Unary Operators

Set Unary Operators:
NOTSet compliment
WITHIN[:field]Records with elements within the specified field. RPN queries "term WITHIN:field" and "field/term" are equivalent. (for performance the query "field/term" is prefered to "term WITHIN:field")
WITHIN[:daterange]Record dates within the range
INCLUSIVE[:field]Inclusive Within: ALL Hits (and ONLY THOSE) are elements that are in the specified field. Matching records are those that have their hits absolutely in the specified field and nowhere else.
XWITHIN[:field]Absolutely NOT in the specified field
Special Unary Operators
BOOST:fff.ffBoost the score of the set by fff.ff (Score = Score * fff.ff)
REDUCE[:nnn]Reduce set to those records with nnn matching terms.
NOTE: REDUCE:metric is a special kind of unary operator that trims the result
TRIM:fff.ffTrim to the set to contain a max. number of records. If fff.fff is an integer then its the maximum number. If fff.fff is a floating point number between 0 and 1 it is taken as a per-cent of the total number of records in the index. An index with 1 million records and TRIM:0.1 would mean max. 100000. A floating point number > 1 is taken as the integer component + the percentage of the number of records. Example: 1000.01 for above = 1000 + 10000 = 11000
HITCOUNT:nnnTrim the set to contain only those records with, when nnn is positive, at least nnn hits. When nnn is a negative number then the set it to contain those records with no more than -nnn hits.

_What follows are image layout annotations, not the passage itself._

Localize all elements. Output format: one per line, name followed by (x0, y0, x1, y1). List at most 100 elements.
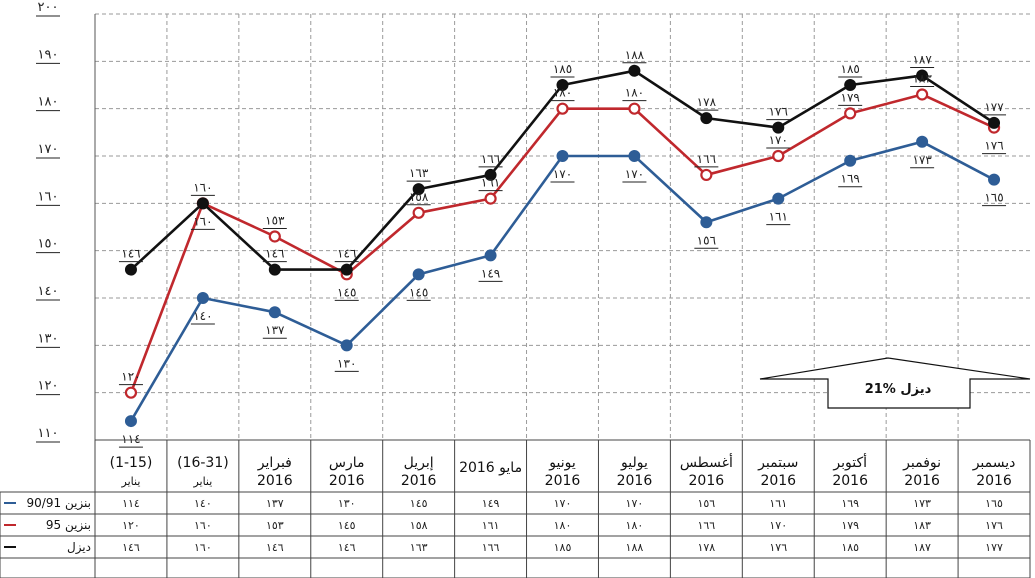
data-label-series-2: ١٨٧ (912, 53, 932, 67)
y-tick-label: ١٧٠ (38, 142, 59, 157)
annotation-text: 21% ديزل (865, 382, 932, 397)
data-label-series-0: ١٤٠ (193, 309, 212, 323)
table-header-line2: 2016 (545, 473, 581, 489)
series-0-point (844, 154, 857, 167)
table-cell: ١٤٩ (482, 497, 500, 510)
table-cell: ١٧٩ (841, 519, 859, 532)
table-row-label: ديزل (67, 540, 91, 555)
table-cell: ١٧٠ (554, 497, 572, 510)
annotation-banner: 21% ديزل (759, 357, 1031, 409)
series-2-point (268, 263, 281, 276)
table-header-line2: يناير (192, 475, 212, 488)
series-1-point (916, 88, 929, 101)
table-cell: ١٤٦ (122, 541, 140, 554)
table-row-label: بنزين 95 (46, 518, 91, 533)
series-0-point (484, 249, 497, 262)
y-tick-label: ١١٠ (38, 426, 59, 441)
table-header-line2: 2016 (257, 473, 293, 489)
table-cell: ١٨٥ (841, 541, 859, 554)
table-cell: ١٨٧ (913, 541, 931, 554)
table-header-line1: يونيو (548, 455, 576, 471)
table-header-line1: مارس (329, 455, 365, 471)
table-header-line2: 2016 (329, 473, 365, 489)
series-2-point (988, 116, 1001, 129)
series-1-point (772, 149, 785, 163)
table-cell: ١٤٠ (194, 497, 212, 510)
y-tick-label: ١٦٠ (38, 189, 59, 204)
table-header-line2: 2016 (617, 473, 653, 489)
y-tick-label: ٢٠٠ (38, 0, 59, 15)
table-header: مايو 2016 (459, 460, 522, 476)
table-cell: ١٦١ (482, 519, 500, 532)
data-label-series-0: ١٧٠ (625, 167, 644, 181)
table-row-label: بنزين 90/91 (27, 496, 91, 511)
series-0-point (412, 268, 425, 281)
data-label-series-1: ١٥٣ (265, 213, 285, 227)
series-0-point (628, 150, 641, 162)
series-1-point (844, 107, 857, 120)
series-2-point (844, 79, 857, 91)
table-header-line2: يناير (121, 475, 141, 488)
series-1-point (700, 168, 713, 182)
series-2-point (124, 263, 137, 276)
table-header-line2: 2016 (401, 473, 437, 489)
table-cell: ١٥٦ (697, 497, 715, 510)
y-tick-label: ١٤٠ (38, 284, 59, 299)
data-label-series-2: ١٨٥ (841, 62, 860, 76)
data-label-series-2: ١٧٧ (984, 100, 1004, 114)
table-cell: ١٤٥ (338, 519, 356, 532)
table-header-line1: سبتمبر (757, 455, 798, 471)
table-cell: ١٧٠ (626, 497, 644, 510)
data-table: (1-15) يناير (16-31) يناير فبراير 2016 مارس 201… (0, 439, 1031, 578)
data-label-series-0: ١٤٩ (481, 266, 500, 280)
data-label-series-0: ١٥٦ (697, 233, 716, 247)
table-header-line2: 2016 (976, 473, 1012, 489)
series-1-point (268, 230, 281, 243)
y-axis: ١١٠ ١٢٠ ١٣٠ ١٤٠ ١٥٠ ١٦٠ ١٧٠ ١٨٠ ١٩٠ ٢٠٠ (36, 0, 96, 443)
data-label-series-1: ١٤٥ (337, 285, 356, 299)
data-label-series-1: ١٧٠ (769, 133, 788, 147)
banner-arrow-shape (759, 357, 1031, 409)
table-header-line2: 2016 (689, 473, 725, 489)
series-1-point (124, 386, 138, 399)
table-cell: ١٥٨ (410, 519, 428, 532)
data-label-series-2: ١٤٦ (337, 247, 356, 261)
table-header-line1: نوفمبر (902, 455, 941, 471)
series (124, 64, 1001, 428)
table-header-line2: 2016 (832, 473, 868, 489)
series-0-point (988, 173, 1001, 186)
table-cell: ١٦٦ (697, 519, 715, 532)
table-cell: ١٦٣ (410, 541, 428, 554)
data-label-series-2: ١٧٨ (697, 95, 717, 109)
table-cell: ١٦٩ (841, 497, 859, 510)
series-2-point (196, 197, 209, 210)
data-label-series-0: ١٣٠ (337, 356, 356, 370)
data-label-series-2: ١٤٦ (121, 247, 140, 261)
grid (95, 13, 1030, 440)
series-0-point (700, 216, 713, 229)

Example: HITCOUNT:10 would return those with no less than 10 hits. HITCOUNT:-10 would return those records with up to 10 hits but not more. The combination HITCOUNT:-10 HITCOUNT:10 creates the set of records with exactly 10 hits.

One may specify this as HITCOUNT>nnn (HITCOUNT>10 is equivalent to HITCOUNT:11), HITCOUNT>=nnn (same as HITCOUNT:nnn), HITCOUNT
SORTBY:<keyword>Sort the set (reserved names for <keyword>: Key, Hits, Date, Index, Score, AuxCount, Newsrank, Function, Category, ReverseHits, ReverseDate, etc.)

NOTE: The default sort **MUST** be set to unsorted for the query sort to propagate into the final set.
Unary Neo-Operators (Sets)
FILE:<filespec>The set of all records whose input file path match <filespec> (example: FILE:shakesp*.xml).
EXTENSION:<ext>The set of all records whose input file has the extension <ext> (example: EXTENSION:cgm).
KEY:<keyspec>The set of all records whose key match the <keyspec>.
DOCTYPE:<doctype>The set of all records whose doctype (index format) matches <doctype>.
Note: The above specifications fully support wildcards. They may not be used alone but only as part of a query sentence with at least 1 term and a binary operator. Example (Infix):

"hedgehog " and FILE:shakespeare.*


The WITHIN:field operator can quite effective in exploring (partially unknown) structure paths in XML data.

In our Shakespeare example (SGML/XML markup of Shakespeare's works by Jon Bosak) we
have as paths to LINES where things are said:
- PLAY\ACT\EPILOGUE\SPEECH\LINE
- PLAY\ACT\PROLOGUE\SPEECH\LINE
- PLAY\PROLOGUE\SPEECH\LINE
- PLAY\INDUCT\SCENE\SPEECH\LINE
- PLAY\INDUCT\SPEECH\LINE
- PLAY\ACT\SCENE\SPEECH\LINE

And the only LINE which a child is:
- PLAY\ACT\SCENE\SPEECH\LINE\STAGEDIR

To search for a term in the field LINE one would typically not use one of these operators but issue a LINE/term. The standard field search is faster and more efficient than WITHIN. WITHIN (and its friends) are, however, very powerful and extremely useful.

By specifying in an RPN query: LINE/term WITHIN:PROLOGUE
one can specify only those terms in a line that are within the PROLOGUE.

Multiple unary operators can be applied so one could also say: term WITHIN:LINE WITHIN:PROLOGUE.

To search for the term "love" in LINEs that are in a scene: LINE/love WITHIN:SCENE

Only those "scene's that are in an act (and not those in an induct): LINE/love WITHIN:SCENE WITHIN:ACT

If we wanted those explicitly not in INDUCT: LINE/love WITHIN:SCENE XWITHIN:INDUCT

The mechanism is very powerful, flexible and more generic than the XPATH models but we are after all also more generic and abstract than XML.